I therefore conclude that in order to meet the requirements of the due process clause of the Delaware Constitution, House Bill 231 must provide the owner or agent with an opportunity for a hearing and this hearing must be available prior to the interference with or the taking of the property right. In this way an owner can then assert whatever defenses he may have. I am not impressed with the arguments as to why a hearing prior to the invasion of the property right is not feasible.
The provision conferring jurisdiction on the Municipal *176Court and the Court of Common Pleas has no relevancy to a proceeding under Subsection (a,) of the statute. A reading of the entire statute makes this perfectly clear. The provision conferring jurisdiction on the aforementioned courts does not meet the due process “hearing” requirement needed to support Subsection (a).
It is also entirely clear to me that the Mechanic’s Lien Law provision in House Bill 231 does not fulfill the due process hearing requirement because it does not give the owner or agent an opportunity to be heard prior to the invasion of the property right. Moreover, as heretofore stated, there is no guarantee that such a proceeding will be instituted by the police in which event the owner or agent has no day in court.
The defendants and amici contend finally that this very action which I am deciding gives the plaintiffs a hearing which satisfies due process. The due process “hearing” must be provided for in the statute itself either directly or by reference. Under the theory advanced by defendants and amici a party could never say in a judicial proceeding that the due process hearing requirement was lacking because he would be receiving his hearing when he was making his complaint. What of State v. Rose, supra, if this argument be sound? Need more be said?
I repeat.
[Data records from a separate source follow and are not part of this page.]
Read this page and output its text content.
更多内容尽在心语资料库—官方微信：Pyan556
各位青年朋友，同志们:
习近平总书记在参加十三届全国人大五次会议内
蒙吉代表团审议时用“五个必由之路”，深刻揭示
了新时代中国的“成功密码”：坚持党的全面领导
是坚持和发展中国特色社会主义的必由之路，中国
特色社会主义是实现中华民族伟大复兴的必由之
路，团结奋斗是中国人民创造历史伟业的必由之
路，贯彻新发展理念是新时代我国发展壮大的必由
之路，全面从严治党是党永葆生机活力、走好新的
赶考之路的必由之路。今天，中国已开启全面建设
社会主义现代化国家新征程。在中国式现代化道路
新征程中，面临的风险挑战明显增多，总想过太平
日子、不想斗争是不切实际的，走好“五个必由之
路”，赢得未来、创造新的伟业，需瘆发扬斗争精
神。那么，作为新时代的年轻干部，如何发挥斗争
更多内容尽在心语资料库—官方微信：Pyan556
The due process “hearing” requirement must be provided for in the statute itself or by reference. Furthermore, when, as here, no need for summary police action is demonstrated, this opportunity must be available prior to the time when the police can interfere with such property. There is no provision in House Bill 231 affording this property owner an opportunity to be heard prior to such interference. In consequence, Subsection (a) of House Bill 231 is unconstitutional. It is unconstitutional because it violates the due process clause of the Constitution of the State of Delaware in that it authorizes the police to take or to interfere with property without *177providing the owner with a prior opportunity to be heard with respect to their right to do so.
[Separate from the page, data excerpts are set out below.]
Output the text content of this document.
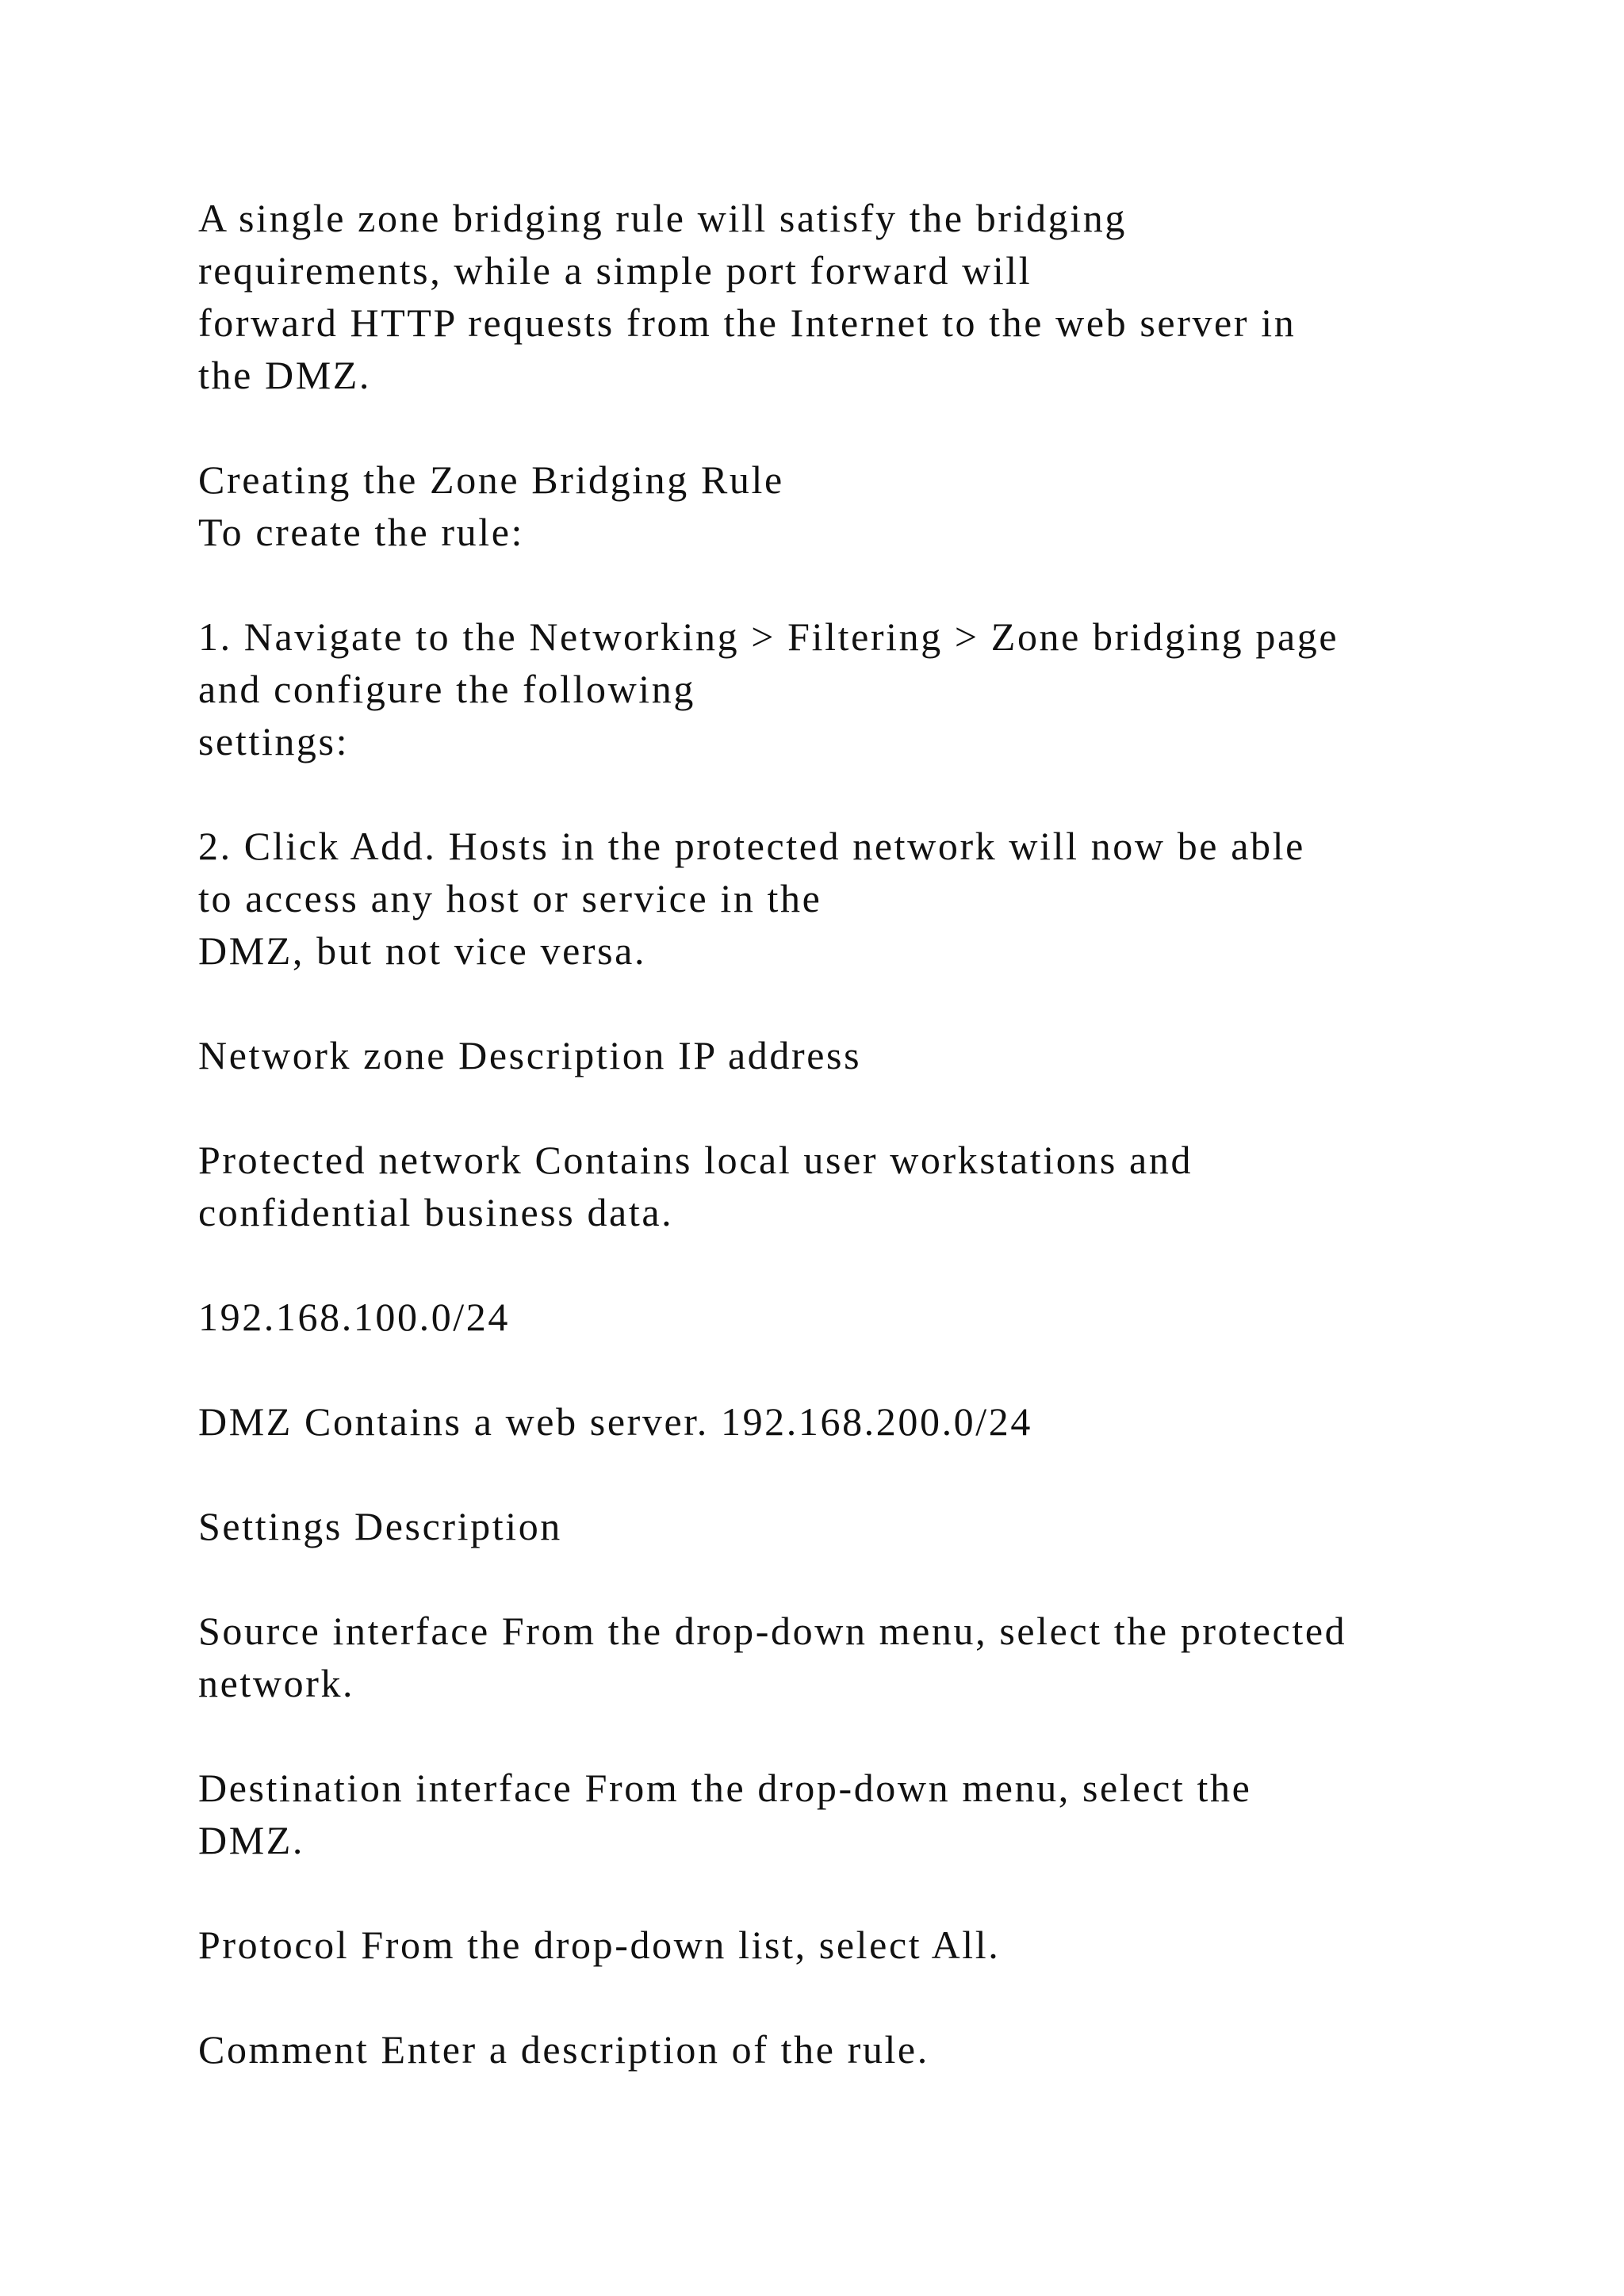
A single zone bridging rule will satisfy the bridging
requirements, while a simple port forward will
forward HTTP requests from the Internet to the web server in
the DMZ.
Creating the Zone Bridging Rule
To create the rule:
1. Navigate to the Networking > Filtering > Zone bridging page
and configure the following
settings:
2. Click Add. Hosts in the protected network will now be able
to access any host or service in the
DMZ, but not vice versa.
Network zone Description IP address
Protected network Contains local user workstations and
confidential business data.
192.168.100.0/24
DMZ Contains a web server. 192.168.200.0/24
Settings Description
Source interface From the drop-down menu, select the protected
network.
Destination interface From the drop-down menu, select the
DMZ.
Protocol From the drop-down list, select All.
Comment Enter a description of the rule.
This court is not unmindful of the evil sought to be remedied by House Bill 231. However, if constitutional guarantees are to mean anything, they must be applied despite the social undesirability of the conduct under attack. There is an insidious temptation to gloss over constitutional guarantees in cases where an unsavory character is involved. It is in such cases that the temptation must be resisted. Then those guarantees will possess their full vigor when and if needed in the future by the citizenry to protect against the arbitrary use of governmental power.
Other constitutional objections of the plaintiff need not be here considered.
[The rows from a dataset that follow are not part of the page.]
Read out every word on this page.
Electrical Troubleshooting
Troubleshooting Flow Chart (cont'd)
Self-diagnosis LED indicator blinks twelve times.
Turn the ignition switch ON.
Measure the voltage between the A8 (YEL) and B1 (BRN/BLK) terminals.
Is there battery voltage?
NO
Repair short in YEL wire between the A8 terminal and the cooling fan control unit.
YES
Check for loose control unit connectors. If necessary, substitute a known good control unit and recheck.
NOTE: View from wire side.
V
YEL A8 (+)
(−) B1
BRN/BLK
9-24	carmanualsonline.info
Since the defendants are proceeding against the plaintiff Mary Jannuzzio under a provision of a statute which is unconstitutional, they are acting contrary to law. It follows that plaintiff Mary Jannuzzio is entitled to a judgment permanently enjoining the defendants from removing, destroying or demolishing, or causing the plaintiff or any other person to remove, destroy or demolish any portion of the building located at 222 French Street in reliance upon Subsection (a) of House Bill 231..
Order on notice.
. It amended 1935 Code Par. 4060 as amended.